Aunt Jeanne belongs to the subset of Simenon’s dysfunctional family novels, among which can be counted The Others, The Fate of the Malous, Strange Inheritance and Uncle Charles, to name but a few.
The novel opens with the return, after an absence of 36 years, of overweight, alcoholic, world-weary Jeanne to her childhood home. The Martineaus are, or were, a family of wealthy wine merchants in small town near Poitiers. But all is not well. The family business is ruined and on her arrival Jeanne finds her brother Robert hanging from the rafters of the loft. While the rest of the clan go to pieces, Jeanne assumes control of the household, adopting the role of cook, housemaid, nanny and confidante to the various members of the family: the dissolute teenagers Henri and Mad, the alcoholic widow, and the depressed daughter-in-law.
It falls to the aging notary who is winding up the Martineau estate to sum up the family in a way that is emblematic of all Simenon families:
People live in the same house, sleep in the same bed or in neighbouring rooms, sit down for meals together three times a day, and are then surprised to discover, one fine day, that they know nothing whatsoever about each other.
Which is all very well, except that Aunt Jeanne has one fundamental flaw: there is too much dialogue. Page upon page upon page of it. Of course, there is nothing wrong with dialogue per se, but much of the speechifying does not consist of characters talking to each other, but rather describing events which have already taken place. The problem is accentuated when Jeanne (whose point-of-view is maintained throughout) takes to her bed with swollen legs – the events unfolding in the house have to be related to her by various characters. Jeanne is at one remove from the action, and so, as readers, are we. As a result there is little engagement with anything that occurs. All the action takes place off stage.

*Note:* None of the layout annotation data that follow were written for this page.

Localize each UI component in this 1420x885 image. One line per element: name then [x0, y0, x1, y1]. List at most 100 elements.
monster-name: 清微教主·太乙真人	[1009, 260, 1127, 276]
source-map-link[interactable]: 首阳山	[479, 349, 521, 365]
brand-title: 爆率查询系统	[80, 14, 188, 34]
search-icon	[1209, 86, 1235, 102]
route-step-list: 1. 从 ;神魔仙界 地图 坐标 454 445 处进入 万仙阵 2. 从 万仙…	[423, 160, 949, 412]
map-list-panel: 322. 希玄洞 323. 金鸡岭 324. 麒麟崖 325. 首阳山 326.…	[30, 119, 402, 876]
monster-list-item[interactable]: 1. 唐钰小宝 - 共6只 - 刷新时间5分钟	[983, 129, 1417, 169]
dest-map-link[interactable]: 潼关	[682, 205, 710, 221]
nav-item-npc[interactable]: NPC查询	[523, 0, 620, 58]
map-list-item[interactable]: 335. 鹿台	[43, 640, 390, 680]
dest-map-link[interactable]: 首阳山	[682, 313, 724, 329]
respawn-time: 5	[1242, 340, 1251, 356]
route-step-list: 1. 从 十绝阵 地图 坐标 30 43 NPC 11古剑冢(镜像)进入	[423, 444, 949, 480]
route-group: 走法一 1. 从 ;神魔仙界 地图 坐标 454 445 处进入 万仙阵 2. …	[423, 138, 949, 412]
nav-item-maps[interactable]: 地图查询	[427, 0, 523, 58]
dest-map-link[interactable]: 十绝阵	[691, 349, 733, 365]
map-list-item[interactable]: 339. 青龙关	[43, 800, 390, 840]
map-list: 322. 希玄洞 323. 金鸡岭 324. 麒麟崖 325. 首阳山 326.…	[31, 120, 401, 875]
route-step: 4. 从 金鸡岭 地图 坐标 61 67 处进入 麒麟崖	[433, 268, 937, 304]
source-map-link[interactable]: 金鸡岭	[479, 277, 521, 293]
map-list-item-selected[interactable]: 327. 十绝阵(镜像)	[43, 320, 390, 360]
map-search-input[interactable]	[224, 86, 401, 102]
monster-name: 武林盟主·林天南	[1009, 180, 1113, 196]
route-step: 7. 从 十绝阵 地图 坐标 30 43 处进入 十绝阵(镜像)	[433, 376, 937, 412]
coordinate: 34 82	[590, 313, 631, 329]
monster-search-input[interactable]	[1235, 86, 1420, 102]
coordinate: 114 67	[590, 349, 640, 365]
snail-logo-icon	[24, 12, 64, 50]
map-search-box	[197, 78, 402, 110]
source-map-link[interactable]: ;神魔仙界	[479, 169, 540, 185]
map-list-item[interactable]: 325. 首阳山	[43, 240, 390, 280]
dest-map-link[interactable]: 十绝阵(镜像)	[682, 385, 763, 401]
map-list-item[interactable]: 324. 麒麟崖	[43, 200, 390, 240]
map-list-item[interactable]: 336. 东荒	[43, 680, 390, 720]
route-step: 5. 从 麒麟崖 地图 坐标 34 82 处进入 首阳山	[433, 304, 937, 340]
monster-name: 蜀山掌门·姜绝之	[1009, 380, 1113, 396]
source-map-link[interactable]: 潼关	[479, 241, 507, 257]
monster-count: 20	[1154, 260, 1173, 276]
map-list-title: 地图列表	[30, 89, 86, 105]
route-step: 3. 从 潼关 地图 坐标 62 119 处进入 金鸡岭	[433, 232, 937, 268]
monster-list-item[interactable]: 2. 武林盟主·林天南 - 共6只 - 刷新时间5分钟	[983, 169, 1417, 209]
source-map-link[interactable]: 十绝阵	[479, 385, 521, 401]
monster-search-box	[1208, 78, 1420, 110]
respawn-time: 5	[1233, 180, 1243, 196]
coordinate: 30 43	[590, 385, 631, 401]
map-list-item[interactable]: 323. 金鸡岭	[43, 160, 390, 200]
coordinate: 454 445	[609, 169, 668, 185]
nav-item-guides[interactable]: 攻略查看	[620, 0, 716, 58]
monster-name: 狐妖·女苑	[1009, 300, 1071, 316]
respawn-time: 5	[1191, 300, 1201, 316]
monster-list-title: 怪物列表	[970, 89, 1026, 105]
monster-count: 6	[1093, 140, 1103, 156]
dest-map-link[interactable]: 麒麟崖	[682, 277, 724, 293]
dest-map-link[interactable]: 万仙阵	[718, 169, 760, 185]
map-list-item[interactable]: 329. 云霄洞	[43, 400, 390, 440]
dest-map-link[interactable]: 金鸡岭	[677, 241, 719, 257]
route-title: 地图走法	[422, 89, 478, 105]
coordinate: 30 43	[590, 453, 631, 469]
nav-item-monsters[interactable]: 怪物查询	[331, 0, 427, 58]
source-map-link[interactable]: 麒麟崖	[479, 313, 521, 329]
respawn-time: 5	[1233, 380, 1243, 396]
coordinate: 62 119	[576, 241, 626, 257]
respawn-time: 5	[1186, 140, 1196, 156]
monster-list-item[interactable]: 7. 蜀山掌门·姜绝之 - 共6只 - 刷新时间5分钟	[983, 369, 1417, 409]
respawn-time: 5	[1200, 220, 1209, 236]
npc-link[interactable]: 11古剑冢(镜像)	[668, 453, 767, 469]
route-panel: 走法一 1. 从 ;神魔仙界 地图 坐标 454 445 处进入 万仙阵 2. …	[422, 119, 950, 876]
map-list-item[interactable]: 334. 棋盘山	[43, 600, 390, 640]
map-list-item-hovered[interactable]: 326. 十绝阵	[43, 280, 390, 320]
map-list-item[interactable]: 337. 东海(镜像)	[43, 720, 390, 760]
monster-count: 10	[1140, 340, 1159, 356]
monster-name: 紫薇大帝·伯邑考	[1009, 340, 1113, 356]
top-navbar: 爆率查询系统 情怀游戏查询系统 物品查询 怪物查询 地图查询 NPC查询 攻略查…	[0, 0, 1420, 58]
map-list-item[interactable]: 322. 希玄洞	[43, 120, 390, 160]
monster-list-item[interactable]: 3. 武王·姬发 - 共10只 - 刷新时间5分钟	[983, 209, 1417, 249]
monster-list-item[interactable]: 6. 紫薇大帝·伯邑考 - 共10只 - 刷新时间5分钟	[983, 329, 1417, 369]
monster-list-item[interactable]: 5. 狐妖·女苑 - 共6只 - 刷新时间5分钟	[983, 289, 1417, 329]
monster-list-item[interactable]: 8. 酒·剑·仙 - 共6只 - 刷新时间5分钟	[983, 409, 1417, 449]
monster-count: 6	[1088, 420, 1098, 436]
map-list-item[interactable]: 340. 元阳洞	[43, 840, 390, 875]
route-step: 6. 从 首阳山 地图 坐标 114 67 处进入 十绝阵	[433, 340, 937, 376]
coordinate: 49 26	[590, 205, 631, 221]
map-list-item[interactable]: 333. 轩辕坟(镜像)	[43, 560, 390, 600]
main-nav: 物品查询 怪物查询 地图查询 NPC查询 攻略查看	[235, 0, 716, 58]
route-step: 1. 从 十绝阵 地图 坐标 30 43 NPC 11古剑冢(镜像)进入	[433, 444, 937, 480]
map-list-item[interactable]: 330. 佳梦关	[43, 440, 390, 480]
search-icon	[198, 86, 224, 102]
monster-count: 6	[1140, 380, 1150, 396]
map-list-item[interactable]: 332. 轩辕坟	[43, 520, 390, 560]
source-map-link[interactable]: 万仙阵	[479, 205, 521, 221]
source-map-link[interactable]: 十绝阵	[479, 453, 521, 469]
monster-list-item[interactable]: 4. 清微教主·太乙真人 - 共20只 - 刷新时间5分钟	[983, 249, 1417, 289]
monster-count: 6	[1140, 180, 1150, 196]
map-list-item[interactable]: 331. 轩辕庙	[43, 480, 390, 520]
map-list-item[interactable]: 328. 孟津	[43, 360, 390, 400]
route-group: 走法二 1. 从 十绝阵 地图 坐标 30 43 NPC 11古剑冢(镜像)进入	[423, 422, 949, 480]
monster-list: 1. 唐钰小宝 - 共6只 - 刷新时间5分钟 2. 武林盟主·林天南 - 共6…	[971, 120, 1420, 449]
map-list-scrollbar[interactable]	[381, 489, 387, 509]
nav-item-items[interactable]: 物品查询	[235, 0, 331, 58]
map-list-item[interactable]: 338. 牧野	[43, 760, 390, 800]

The most intriguing relationship in the book is between Jeanne and seventeen-year-old Mad. Since her early teens, Mad has (in her own eyes) debased herself with men, not out of sexual desire, but out of a desire to show off, to ‘go one better’ than her friends and to rebel against the strict regime of her father. Her exploits have led her, among other things, to an affair with a married man in Paris and a nasty back-street abortion. In Jeanne, who it turns out has worked as a madam in an Istanbul brothel (she’s been around a bit, has Jeanne), Mad finds a non-judgemental and understanding confidante.
It’s at this point that novel comes alive, yet the same problem persists – all this good stuff is related after the event. Criticising a novel for not being something it’s not trying to be is a pretty pointless exercise, but there’s a frustration here, as a novel telling the story of Mad’s descent into dissolution and her relationship with her worldly aunt could have been enthralling. As it is this episode occupies a single chapter of Aunt Jeanne.

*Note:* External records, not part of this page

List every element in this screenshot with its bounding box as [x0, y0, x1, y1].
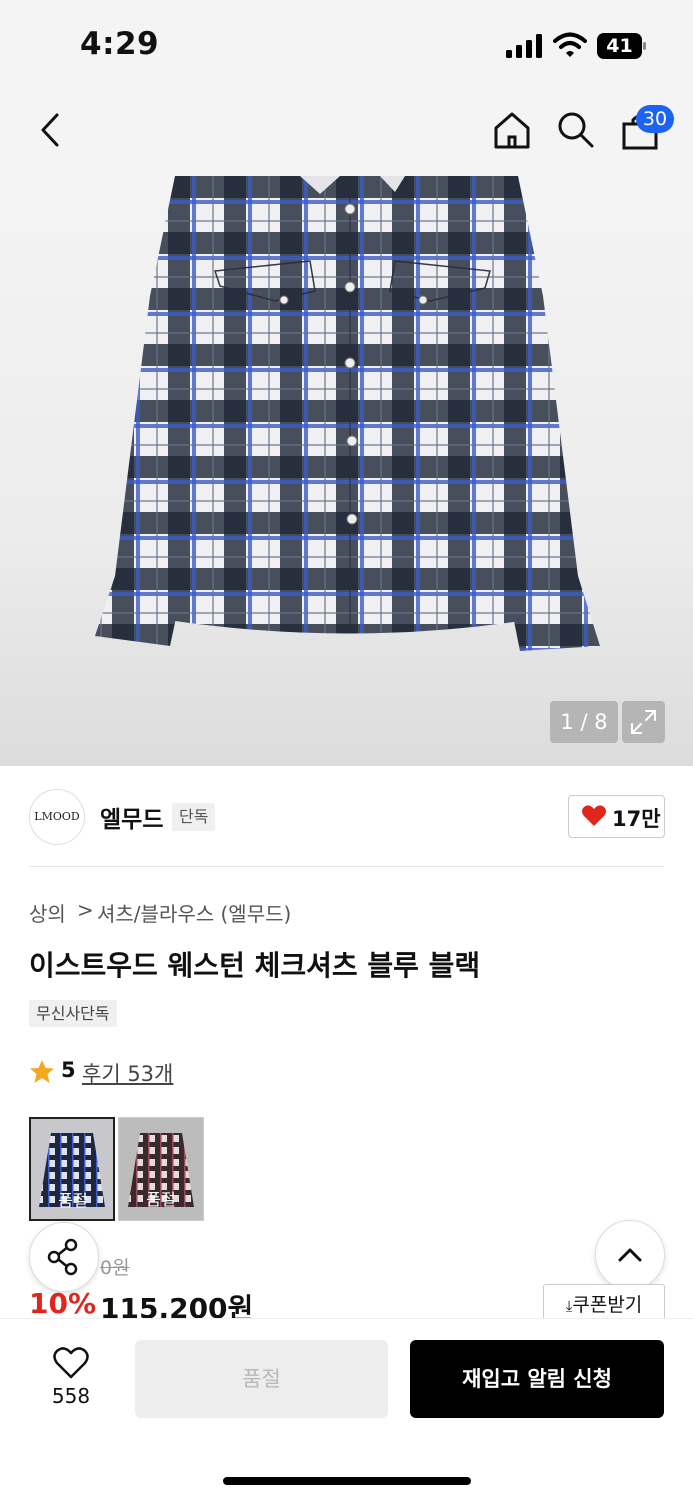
breadcrumb-separator: >	[77, 898, 94, 922]
expand-button[interactable]	[622, 701, 665, 743]
soldout-button: 품절	[135, 1340, 388, 1418]
share-icon	[47, 1238, 78, 1276]
brand-exclusive-tag: 단독	[172, 803, 216, 831]
discount-rate: 10%	[29, 1287, 97, 1320]
brand-like-count: 17만	[612, 807, 661, 831]
expand-icon	[631, 710, 656, 734]
back-arrow-icon[interactable]	[36, 112, 64, 148]
divider	[29, 866, 664, 867]
color-option-red-black[interactable]: 품절	[118, 1117, 204, 1221]
home-indicator	[223, 1477, 471, 1485]
product-title: 이스트우드 웨스턴 체크셔츠 블루 블랙	[29, 949, 481, 982]
brand-name[interactable]: 엘무드	[100, 800, 163, 834]
soldout-label: 품절	[58, 1191, 88, 1210]
breadcrumb-category[interactable]: 상의	[29, 898, 66, 927]
rating-value: 5	[61, 1058, 76, 1082]
review-link[interactable]: 후기 53개	[82, 1058, 173, 1088]
star-icon	[30, 1060, 54, 1083]
heart-outline-icon[interactable]	[52, 1346, 90, 1380]
cart-count-badge: 30	[636, 105, 674, 133]
shirt-image	[95, 176, 600, 651]
image-counter: 1 / 8	[550, 701, 618, 743]
wifi-icon	[553, 32, 587, 57]
exclusive-tag: 무신사단독	[29, 1000, 117, 1027]
product-image[interactable]	[0, 176, 693, 766]
original-price: 0원	[100, 1257, 130, 1279]
battery-level: 41	[606, 35, 633, 57]
brand-logo[interactable]: LMOOD	[29, 789, 85, 845]
restock-alert-button[interactable]: 재입고 알림 신청	[410, 1340, 664, 1418]
scroll-top-button[interactable]	[595, 1220, 665, 1290]
signal-icon	[506, 34, 542, 58]
share-button[interactable]	[29, 1222, 99, 1292]
search-icon[interactable]	[556, 110, 596, 150]
coupon-label: 쿠폰받기	[572, 1294, 643, 1316]
heart-filled-icon	[582, 805, 606, 826]
chevron-up-icon	[618, 1248, 642, 1262]
home-icon[interactable]	[492, 110, 532, 150]
soldout-label: 품절	[146, 1190, 176, 1209]
status-time: 4:29	[80, 26, 160, 62]
battery-icon: 41	[597, 33, 646, 59]
wishlist-count: 558	[51, 1384, 91, 1408]
color-option-blue-black[interactable]: 품절	[29, 1117, 115, 1221]
breadcrumb-subcategory[interactable]: 셔츠/블라우스 (엘무드)	[97, 898, 291, 927]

A final point of interest is that this is one of Simenon’s relatively rare novels with a female protagonist, and in which the strongest relationship are between women. It is not unusual in Simenon’s books for female characters to be portrayed quite passively and to be constantly available for the sexual gratification of the male protagonists. But here the tables are turned. The male characters are portrayed as animalistic, salivating brutes. Jeanne speaks of her shock as a thirteen-year-old of finding her father in the cellar fucking the maid and of her disgust at the men in the Istanbul brothel at the men who prodded the girls on offer ‘as if they’d been cattle in the market.’ Mad for her part describes her experiences with men in unflattering terms:
They kiss you, breathing stertorously, their breath stinking of alcohol, and, in the end, trembling like dogs when they get up on their hind legs, they up-end you in some shoddy little hotel bedroom, if it isn’t by the roadside or on the back seat of the car.
You can imagine such sentiments being expressed by any number of female characters who, due to Simenon’s rigorous adherence the point-of-view of his protagonists, are deprived of a voice. But it serves as a momentary insight into the author’s grasp of the unattractiveness of his often lecherous protagonists’ behaviour.
As Robert Burns put it: O wad some Power the giftie gie us / To see oursels as ithers see us.